Many women are shepherded through all life’s journeyings by their men—fathers, brothers, husbands—who look out their trains for them, put them in the care of guards, and shield them from all contact with sulky porters and extortionate cabmen. Olive, who had always to take her own ticket and fight her own and her mother’s battles, now tasted the joys of irresponsibility with Avenel. He compounded with Customs officials, who bowed low before him, he took part in the midnight scramble for pillows at Modane, emerging from the crowd in triumph with no less than three of the coveted aids to repose under his arm, and he saw Olive comfortably settled in another compartment with two motherly German women, and there left her.

At Turin he secured places in the diretto to Florence, and sent his man to the buffet for coffee and rolls, and the two broke their fast together.

“Italy and the joy of life,” Olive said lightly, as she lifted her cup, and he looked at her with melancholy brown eyes that yet held the ghost of a smile.

“The passing hour,” he answered; adding prosaically, “This is good coffee.”

Referring to the grey silvery trees whose name she bore he assured her that he did not think she resembled them. “They are old and you seem eternally young. You should have been called Primavera.”

She laughed. “Ah, if you had been my godfather—”

“I should not have cared to have held you in my arms when you were a bald-headed baby,” he answered with perfect gravity.

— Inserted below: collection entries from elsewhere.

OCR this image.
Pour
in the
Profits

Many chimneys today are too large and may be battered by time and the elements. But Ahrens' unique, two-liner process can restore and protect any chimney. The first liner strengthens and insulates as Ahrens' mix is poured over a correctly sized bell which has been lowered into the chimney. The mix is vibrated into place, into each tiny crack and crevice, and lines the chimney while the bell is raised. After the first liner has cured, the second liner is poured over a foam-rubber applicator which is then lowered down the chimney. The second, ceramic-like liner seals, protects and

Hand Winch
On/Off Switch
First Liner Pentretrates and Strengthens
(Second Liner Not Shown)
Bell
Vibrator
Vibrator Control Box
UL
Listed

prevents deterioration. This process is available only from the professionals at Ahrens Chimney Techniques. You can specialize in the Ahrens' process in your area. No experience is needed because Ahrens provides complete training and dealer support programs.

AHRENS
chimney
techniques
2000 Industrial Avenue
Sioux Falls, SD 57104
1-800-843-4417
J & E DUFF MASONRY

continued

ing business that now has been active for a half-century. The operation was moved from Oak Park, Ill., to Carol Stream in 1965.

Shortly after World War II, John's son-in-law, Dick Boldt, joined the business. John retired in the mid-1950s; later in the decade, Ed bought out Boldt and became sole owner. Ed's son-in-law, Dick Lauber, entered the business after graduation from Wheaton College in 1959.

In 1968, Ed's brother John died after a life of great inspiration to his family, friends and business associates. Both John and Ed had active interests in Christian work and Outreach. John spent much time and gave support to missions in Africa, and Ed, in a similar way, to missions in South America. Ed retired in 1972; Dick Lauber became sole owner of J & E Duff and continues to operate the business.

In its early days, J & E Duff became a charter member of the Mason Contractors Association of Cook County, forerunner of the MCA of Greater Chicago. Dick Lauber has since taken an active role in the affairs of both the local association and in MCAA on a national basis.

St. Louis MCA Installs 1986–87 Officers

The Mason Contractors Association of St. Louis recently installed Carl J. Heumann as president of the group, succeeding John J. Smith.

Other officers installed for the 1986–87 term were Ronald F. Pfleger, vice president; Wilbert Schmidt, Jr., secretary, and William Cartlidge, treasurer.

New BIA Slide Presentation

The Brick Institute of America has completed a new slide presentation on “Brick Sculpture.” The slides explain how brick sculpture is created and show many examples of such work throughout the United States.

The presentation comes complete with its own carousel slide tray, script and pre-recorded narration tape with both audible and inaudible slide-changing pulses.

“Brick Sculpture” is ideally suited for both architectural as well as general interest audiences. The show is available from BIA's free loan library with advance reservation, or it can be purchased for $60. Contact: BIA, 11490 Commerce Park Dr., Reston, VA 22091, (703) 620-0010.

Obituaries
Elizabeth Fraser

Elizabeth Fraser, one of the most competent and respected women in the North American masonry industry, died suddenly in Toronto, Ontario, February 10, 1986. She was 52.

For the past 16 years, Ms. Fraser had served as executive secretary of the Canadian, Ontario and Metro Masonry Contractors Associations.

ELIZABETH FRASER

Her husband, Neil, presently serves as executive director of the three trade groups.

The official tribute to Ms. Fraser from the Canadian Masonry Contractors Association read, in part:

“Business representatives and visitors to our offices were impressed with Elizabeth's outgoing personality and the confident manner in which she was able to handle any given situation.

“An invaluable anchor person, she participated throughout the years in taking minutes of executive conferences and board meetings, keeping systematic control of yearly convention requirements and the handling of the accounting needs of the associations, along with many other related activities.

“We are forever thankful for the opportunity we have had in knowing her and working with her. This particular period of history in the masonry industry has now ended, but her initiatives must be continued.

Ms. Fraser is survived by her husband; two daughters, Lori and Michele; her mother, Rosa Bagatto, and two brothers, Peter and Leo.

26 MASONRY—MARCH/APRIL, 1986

Apparently he always said what he thought, but his frankness was disconcerting, and Olive changed the subject.

“Is Siena beautiful?”

“It is a gem of the Renaissance, and you will love it as I do, I know, but I wish you could have seen Florence first. My brother has a villa at Settignano and I am going there now. The fruit trees in the orchard will be all white with blossom. You remember Romeo’s April oath: ‘By yonder moon that tips with silver all these fruit-tree tops—’”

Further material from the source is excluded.